The two largest mobile phone companies in the US dominated bidding in a record-setting government spectrum auction, an Associated Press report said.

AT&T and Verizon Wireless combined to account for €10.3 billion/US$16 billion of the €12.61 billion/US$19.6 billion bid in the auction, an Associated Press analysis of Federal Communications Commission data shows.

Verizon Wireless bid €6.05 billion/US$9.4 billion and AT&T €4.25 billion/US$6.6 billion, Associated Press added.

The results raised concern that the auction failed to attract any significant new competitors to the mobile market to challenge the dominant companies.

For example, Google was not among the winners, so after months of speculation, the search engine giant will not be entering the wireless business.

One new entrant, Frontier Wireless, owned by direct broadcast satellite TV company EchoStar, won nearly enough licences to create a nationwide footprint.

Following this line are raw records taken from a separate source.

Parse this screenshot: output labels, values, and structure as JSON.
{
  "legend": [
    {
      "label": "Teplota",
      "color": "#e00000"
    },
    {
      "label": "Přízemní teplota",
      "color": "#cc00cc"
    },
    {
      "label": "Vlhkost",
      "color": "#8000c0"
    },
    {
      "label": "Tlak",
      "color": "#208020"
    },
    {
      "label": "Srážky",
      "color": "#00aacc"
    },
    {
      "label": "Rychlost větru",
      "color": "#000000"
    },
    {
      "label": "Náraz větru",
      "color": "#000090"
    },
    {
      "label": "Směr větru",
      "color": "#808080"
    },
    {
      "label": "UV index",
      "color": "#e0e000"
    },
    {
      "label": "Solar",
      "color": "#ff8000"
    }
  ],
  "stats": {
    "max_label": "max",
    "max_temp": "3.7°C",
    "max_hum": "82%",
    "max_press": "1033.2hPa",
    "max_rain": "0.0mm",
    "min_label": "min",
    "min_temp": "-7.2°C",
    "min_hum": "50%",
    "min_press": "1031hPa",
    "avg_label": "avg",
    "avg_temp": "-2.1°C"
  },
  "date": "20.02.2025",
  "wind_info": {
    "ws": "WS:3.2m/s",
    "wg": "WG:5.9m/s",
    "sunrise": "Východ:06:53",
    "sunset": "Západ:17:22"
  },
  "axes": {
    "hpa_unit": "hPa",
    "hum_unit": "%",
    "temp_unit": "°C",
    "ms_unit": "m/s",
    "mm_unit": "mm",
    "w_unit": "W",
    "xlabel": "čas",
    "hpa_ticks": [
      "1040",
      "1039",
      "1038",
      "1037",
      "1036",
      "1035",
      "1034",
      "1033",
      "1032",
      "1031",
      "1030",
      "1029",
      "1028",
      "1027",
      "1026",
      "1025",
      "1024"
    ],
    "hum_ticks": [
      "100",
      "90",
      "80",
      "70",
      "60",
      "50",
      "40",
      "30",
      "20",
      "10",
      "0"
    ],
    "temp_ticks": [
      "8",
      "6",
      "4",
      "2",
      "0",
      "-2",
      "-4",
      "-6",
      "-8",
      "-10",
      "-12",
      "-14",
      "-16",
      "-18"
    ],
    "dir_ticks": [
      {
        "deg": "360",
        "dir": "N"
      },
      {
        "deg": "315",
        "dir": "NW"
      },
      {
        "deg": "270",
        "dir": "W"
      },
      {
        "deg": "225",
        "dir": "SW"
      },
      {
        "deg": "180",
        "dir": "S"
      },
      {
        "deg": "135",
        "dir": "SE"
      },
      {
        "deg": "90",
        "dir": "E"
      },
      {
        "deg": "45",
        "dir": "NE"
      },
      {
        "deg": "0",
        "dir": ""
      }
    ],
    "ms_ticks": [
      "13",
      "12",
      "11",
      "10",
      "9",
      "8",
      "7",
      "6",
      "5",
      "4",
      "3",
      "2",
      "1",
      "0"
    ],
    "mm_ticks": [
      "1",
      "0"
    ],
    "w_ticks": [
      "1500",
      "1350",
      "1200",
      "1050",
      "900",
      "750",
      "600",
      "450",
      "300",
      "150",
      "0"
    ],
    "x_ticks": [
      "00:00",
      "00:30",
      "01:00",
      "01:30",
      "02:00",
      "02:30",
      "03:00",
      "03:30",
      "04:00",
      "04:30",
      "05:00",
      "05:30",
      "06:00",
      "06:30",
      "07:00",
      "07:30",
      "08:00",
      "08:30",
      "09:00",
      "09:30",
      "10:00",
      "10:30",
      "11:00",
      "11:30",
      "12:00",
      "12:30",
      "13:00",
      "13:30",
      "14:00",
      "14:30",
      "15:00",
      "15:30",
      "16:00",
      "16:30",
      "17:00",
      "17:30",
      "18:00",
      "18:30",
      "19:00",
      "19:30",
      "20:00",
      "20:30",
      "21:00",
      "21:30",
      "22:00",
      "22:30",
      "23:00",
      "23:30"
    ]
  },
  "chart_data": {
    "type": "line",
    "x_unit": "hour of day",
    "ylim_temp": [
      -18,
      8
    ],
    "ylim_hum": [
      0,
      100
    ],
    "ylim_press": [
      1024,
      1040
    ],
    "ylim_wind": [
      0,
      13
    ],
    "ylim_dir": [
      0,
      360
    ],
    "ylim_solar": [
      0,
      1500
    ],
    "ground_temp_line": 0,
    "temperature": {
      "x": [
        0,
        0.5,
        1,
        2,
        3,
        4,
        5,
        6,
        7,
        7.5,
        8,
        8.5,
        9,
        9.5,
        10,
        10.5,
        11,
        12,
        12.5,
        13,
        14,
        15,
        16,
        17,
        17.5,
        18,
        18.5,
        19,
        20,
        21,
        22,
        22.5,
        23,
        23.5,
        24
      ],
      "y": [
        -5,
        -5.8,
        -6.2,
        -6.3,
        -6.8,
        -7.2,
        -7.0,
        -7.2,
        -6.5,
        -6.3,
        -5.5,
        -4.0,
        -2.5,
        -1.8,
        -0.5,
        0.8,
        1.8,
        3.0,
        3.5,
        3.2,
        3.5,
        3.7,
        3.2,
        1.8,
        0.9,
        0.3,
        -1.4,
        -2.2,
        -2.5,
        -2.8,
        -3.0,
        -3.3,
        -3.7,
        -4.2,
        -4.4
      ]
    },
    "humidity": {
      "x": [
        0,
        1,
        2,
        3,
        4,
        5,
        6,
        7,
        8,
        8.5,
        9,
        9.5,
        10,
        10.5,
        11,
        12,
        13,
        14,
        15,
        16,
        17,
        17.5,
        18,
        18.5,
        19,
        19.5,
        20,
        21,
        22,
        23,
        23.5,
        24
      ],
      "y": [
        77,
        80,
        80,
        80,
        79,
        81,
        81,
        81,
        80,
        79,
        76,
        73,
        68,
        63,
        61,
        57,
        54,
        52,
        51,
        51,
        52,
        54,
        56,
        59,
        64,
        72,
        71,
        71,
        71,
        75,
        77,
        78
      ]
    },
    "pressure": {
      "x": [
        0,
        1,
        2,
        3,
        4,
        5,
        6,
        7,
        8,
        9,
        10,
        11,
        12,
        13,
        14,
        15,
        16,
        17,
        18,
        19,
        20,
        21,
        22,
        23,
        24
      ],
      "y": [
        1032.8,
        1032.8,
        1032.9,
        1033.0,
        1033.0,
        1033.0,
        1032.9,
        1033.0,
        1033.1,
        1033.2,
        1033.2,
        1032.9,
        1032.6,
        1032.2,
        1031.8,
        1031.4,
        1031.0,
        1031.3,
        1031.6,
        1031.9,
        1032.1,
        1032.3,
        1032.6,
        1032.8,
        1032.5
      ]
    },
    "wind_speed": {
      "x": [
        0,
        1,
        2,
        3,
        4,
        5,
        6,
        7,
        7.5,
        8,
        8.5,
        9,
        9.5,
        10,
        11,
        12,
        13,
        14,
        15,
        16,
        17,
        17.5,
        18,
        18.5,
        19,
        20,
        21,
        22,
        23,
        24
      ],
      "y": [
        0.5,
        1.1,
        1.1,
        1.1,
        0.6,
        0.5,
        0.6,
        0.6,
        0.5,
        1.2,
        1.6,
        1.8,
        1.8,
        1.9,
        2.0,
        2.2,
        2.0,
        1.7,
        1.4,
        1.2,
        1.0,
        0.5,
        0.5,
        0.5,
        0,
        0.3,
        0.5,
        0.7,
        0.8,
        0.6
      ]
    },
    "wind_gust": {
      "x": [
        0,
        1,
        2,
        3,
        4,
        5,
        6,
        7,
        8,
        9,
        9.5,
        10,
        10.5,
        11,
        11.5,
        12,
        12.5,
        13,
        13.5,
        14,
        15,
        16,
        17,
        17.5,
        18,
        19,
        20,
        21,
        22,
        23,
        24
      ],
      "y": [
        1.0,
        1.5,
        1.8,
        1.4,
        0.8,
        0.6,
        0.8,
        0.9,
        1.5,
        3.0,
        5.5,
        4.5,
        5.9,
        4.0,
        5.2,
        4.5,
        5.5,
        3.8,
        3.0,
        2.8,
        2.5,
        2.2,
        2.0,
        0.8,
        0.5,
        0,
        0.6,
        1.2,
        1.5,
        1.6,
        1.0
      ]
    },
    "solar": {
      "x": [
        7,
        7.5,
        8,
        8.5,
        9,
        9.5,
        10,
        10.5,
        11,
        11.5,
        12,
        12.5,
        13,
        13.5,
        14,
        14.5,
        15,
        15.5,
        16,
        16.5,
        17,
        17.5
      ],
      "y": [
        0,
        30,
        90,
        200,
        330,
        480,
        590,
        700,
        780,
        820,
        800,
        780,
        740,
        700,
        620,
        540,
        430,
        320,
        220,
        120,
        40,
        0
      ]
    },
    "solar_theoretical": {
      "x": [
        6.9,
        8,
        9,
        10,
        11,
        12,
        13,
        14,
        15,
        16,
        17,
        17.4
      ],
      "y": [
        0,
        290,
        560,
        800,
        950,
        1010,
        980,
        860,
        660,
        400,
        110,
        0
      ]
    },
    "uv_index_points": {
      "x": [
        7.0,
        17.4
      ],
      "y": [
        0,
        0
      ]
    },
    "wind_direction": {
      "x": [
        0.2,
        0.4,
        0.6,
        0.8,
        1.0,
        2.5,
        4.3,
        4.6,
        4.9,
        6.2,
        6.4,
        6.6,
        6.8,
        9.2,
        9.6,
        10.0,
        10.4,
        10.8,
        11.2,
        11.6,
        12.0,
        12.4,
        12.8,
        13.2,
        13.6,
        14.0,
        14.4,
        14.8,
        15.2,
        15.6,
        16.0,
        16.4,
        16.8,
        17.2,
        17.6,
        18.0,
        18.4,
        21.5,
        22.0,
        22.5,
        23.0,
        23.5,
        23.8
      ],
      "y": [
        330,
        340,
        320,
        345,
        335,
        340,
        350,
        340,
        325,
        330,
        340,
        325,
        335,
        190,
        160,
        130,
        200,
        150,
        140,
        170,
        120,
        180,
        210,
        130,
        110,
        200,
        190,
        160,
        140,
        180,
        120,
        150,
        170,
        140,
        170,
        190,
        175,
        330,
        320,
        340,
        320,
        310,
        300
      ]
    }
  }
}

Frontier bid €458 million/US$712 million, according to FCC data.

The spectrum was freed by the nationwide transition to digital broadcasting.

The hope is that consumers will benefit from more advanced mobile services such as high speed Internet access. The money raised will be used to help public safety programmes and offset the federal budget deficit.

Despite the dominance in the auction by the major mobile operators, the FCC chairman was optimistic about the auction results, according to the report.